To Thomas Newton, Jr.
Mount Vernon 9th April 1786.
I have been favored with your letters of the 20th of Jany—24th of Feby & 13th of March—the last of which speaks of a letter written by you to me of the same date—this letter has never got to hand: but I have received in Alexandria the £60—which Messrs Pennock & Skipwith promised to remit me on your accot—as also the Wine from Captn Earle, in very good order.1
My situation, since my retreat from public life, has been such as to put it out of my power to go into an examination & settlement of Accots with that precision which is requisite; & among others, the transactions between the deceased Colo. Lewis & myself stand open. I do not know (from any thing my memory affords) on what account he could draw an order in favor of Henry Mitchell, as I recollect no dealings with that Gentn—but presume it must be right. Nevertheless, if there is an accot annexed to the order, or if the order is expressive of the purpose for which it was drawn, you would do me a favor in transmitting a copy of it.2
I have made several ineffectual applications for my Accot with Mr Hill; but as Dr Stuart is again going into that part of the country in which he lives, I will make one effort more to obtain it—’till this happens I can say nothing with respect to his credits, but will advise you as soon as it is in my power.3
In one of your former letters you intimated that my superfine Flour would sell well in Norfolk, & it was my intention to have consigned you some ’ere this; but as the quantity I make is small, the demand for it in Alexandria has generally kept pace with my manufactory. However I believe it would now be in my power to send you from 50 to 100 barrels, if you thought the present prices in your Town would answer; and that you may be enabled to judge I shall inform you that I have not sold one barrel this year which has not netted at my Mill 38/—cash paid on delivery; & some at 40/—Would it nett the former at Norfolk, free of freight commission & storage?4 Your answer would determine my conduct, & I shall be glad to receive it by the return of the Post. I am Sir &c.
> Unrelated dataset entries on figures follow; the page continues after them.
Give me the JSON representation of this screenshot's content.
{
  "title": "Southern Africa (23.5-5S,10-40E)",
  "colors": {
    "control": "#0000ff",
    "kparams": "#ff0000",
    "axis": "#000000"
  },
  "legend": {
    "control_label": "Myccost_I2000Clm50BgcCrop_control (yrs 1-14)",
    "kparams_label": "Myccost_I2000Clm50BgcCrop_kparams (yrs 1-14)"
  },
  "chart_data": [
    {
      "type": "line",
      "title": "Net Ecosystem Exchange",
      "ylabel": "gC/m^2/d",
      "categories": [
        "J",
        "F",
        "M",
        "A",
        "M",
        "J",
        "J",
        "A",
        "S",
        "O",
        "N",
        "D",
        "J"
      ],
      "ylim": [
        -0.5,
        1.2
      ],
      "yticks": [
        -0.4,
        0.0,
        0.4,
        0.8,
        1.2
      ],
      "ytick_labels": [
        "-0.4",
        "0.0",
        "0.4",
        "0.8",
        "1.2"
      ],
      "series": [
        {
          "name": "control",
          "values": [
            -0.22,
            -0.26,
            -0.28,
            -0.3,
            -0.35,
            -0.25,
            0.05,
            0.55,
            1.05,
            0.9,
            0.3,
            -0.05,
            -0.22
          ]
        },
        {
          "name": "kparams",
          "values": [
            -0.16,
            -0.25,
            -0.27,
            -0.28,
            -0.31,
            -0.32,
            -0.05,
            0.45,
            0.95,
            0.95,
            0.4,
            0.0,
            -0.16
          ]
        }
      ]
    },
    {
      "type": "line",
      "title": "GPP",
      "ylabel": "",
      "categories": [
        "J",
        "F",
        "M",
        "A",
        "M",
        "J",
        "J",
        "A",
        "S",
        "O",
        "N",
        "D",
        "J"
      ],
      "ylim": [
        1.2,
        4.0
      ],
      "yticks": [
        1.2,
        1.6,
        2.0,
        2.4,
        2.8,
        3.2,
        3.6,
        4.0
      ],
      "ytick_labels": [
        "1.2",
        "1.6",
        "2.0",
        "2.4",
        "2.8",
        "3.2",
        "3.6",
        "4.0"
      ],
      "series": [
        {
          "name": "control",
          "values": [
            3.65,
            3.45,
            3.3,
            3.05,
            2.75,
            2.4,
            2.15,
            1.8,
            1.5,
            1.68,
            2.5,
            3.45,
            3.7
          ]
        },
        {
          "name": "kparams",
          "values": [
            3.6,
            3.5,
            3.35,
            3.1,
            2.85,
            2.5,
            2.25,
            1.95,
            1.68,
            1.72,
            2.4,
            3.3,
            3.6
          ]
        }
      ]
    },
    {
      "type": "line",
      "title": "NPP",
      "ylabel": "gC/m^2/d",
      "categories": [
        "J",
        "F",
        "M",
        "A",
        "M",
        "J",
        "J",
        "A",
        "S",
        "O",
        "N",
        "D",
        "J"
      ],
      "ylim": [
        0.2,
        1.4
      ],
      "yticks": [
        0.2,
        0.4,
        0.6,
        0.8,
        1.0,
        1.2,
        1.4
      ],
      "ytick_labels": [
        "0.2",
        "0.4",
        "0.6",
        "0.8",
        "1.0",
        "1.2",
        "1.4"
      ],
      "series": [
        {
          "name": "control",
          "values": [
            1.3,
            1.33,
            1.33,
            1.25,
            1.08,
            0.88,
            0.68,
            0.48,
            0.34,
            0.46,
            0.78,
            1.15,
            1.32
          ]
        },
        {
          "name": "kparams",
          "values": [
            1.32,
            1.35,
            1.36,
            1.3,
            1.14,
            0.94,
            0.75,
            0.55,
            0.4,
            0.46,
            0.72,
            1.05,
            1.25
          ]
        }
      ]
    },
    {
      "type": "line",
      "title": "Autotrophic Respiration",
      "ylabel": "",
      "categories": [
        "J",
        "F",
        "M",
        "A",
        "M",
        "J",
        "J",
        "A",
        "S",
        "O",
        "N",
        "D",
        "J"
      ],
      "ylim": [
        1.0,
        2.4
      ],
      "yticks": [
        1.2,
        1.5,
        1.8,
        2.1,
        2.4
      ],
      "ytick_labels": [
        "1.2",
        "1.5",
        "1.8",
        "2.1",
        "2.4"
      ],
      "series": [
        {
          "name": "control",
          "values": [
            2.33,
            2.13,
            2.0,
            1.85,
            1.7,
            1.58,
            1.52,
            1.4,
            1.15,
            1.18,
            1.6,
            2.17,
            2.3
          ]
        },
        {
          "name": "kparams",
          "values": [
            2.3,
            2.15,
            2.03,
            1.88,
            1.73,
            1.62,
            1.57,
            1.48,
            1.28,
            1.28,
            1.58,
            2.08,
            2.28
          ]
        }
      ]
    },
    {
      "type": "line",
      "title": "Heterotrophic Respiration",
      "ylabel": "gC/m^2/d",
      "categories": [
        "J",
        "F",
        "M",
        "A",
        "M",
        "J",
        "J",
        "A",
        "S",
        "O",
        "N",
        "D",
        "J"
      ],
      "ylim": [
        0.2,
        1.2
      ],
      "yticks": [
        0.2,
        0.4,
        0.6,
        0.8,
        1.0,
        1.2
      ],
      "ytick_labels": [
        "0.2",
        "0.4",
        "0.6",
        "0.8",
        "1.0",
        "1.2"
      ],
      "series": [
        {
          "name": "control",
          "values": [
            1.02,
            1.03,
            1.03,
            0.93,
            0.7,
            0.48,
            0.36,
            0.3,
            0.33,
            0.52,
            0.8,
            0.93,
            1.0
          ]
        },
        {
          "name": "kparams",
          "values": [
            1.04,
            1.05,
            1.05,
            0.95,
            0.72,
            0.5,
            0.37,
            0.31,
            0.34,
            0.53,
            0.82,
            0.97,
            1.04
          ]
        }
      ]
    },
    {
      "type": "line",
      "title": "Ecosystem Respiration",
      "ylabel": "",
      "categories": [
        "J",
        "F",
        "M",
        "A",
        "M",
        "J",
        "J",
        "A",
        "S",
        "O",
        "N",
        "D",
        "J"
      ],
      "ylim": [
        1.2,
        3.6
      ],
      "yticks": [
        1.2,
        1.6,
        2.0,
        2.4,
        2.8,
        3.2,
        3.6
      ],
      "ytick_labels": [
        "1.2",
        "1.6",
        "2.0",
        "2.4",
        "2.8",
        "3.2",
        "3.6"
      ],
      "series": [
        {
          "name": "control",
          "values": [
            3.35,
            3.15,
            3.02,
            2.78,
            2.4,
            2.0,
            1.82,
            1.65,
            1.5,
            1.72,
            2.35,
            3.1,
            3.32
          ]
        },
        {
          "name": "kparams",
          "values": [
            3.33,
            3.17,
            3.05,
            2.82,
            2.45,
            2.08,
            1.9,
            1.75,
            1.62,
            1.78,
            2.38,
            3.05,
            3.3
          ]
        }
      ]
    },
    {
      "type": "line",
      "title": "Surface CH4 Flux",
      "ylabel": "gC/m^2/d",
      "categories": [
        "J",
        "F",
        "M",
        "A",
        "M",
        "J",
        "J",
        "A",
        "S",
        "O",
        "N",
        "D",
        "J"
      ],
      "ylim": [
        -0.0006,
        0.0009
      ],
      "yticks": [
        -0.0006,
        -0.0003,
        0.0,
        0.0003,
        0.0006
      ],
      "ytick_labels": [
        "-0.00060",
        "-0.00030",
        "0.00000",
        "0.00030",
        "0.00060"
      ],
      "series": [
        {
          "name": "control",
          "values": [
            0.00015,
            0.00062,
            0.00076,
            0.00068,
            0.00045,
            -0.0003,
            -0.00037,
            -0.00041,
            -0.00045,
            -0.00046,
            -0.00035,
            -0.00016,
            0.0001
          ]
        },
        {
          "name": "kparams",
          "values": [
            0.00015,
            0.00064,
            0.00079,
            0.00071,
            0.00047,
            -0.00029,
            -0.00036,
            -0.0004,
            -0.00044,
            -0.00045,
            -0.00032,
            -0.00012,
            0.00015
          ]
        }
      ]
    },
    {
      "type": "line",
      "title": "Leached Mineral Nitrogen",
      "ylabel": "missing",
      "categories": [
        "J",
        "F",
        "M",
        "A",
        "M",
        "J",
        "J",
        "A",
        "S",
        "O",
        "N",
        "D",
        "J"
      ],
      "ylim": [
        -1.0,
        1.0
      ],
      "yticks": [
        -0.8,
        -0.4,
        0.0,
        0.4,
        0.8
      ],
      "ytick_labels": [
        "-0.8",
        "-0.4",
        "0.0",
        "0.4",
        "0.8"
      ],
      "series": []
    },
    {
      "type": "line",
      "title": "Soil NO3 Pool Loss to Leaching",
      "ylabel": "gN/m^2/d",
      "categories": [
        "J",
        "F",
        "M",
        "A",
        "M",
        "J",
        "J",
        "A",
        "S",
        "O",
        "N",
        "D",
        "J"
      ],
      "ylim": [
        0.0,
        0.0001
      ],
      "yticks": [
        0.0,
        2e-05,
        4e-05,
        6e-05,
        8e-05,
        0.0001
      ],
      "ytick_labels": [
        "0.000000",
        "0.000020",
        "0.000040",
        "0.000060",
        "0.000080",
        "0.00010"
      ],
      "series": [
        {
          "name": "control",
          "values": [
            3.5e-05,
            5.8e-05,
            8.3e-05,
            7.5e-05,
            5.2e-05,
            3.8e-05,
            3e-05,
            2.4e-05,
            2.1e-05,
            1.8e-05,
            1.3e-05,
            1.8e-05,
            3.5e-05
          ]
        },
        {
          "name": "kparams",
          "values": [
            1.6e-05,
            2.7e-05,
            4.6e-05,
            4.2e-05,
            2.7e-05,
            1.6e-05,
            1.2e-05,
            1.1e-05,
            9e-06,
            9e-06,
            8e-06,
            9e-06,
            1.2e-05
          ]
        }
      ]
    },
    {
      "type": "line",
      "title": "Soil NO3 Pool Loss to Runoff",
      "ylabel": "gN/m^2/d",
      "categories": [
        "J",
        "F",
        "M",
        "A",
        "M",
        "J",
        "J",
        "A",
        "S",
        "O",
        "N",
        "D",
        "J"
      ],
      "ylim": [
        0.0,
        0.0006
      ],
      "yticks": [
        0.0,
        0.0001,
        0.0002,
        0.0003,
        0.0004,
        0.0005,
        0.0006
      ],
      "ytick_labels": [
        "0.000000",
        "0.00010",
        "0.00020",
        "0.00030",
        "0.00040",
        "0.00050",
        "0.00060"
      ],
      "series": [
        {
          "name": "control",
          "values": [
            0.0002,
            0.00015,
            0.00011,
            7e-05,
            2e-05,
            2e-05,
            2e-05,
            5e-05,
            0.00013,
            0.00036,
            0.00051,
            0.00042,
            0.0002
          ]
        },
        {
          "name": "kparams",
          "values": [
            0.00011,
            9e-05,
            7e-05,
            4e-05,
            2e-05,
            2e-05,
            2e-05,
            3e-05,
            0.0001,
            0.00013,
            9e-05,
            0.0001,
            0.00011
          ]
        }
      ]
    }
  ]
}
1. None of these letters from Newton has been found. On 3 Sept. 1785 GW resumed his correspondence with Newton, who before the Revolution had been GW’s agent to sell his flour in Norfolk and in the West Indies. GW wrote in response to Newton’s missing letter of 27 April 1785 in which Newton enclosed his account with GW. GW notes in his account with Newton having received on 25 Feb. 1786 £60 “of Wm Hunter Junr” (Ledger B description begins Manuscript Ledger Book 2, 1772-93, in George Washington Papers, Library of Congress. description ends , 85).
2. In the 1770s GW’s brother-in-law Fielding Lewis, who died in 1782, often handled business matters for him in Williamsburg.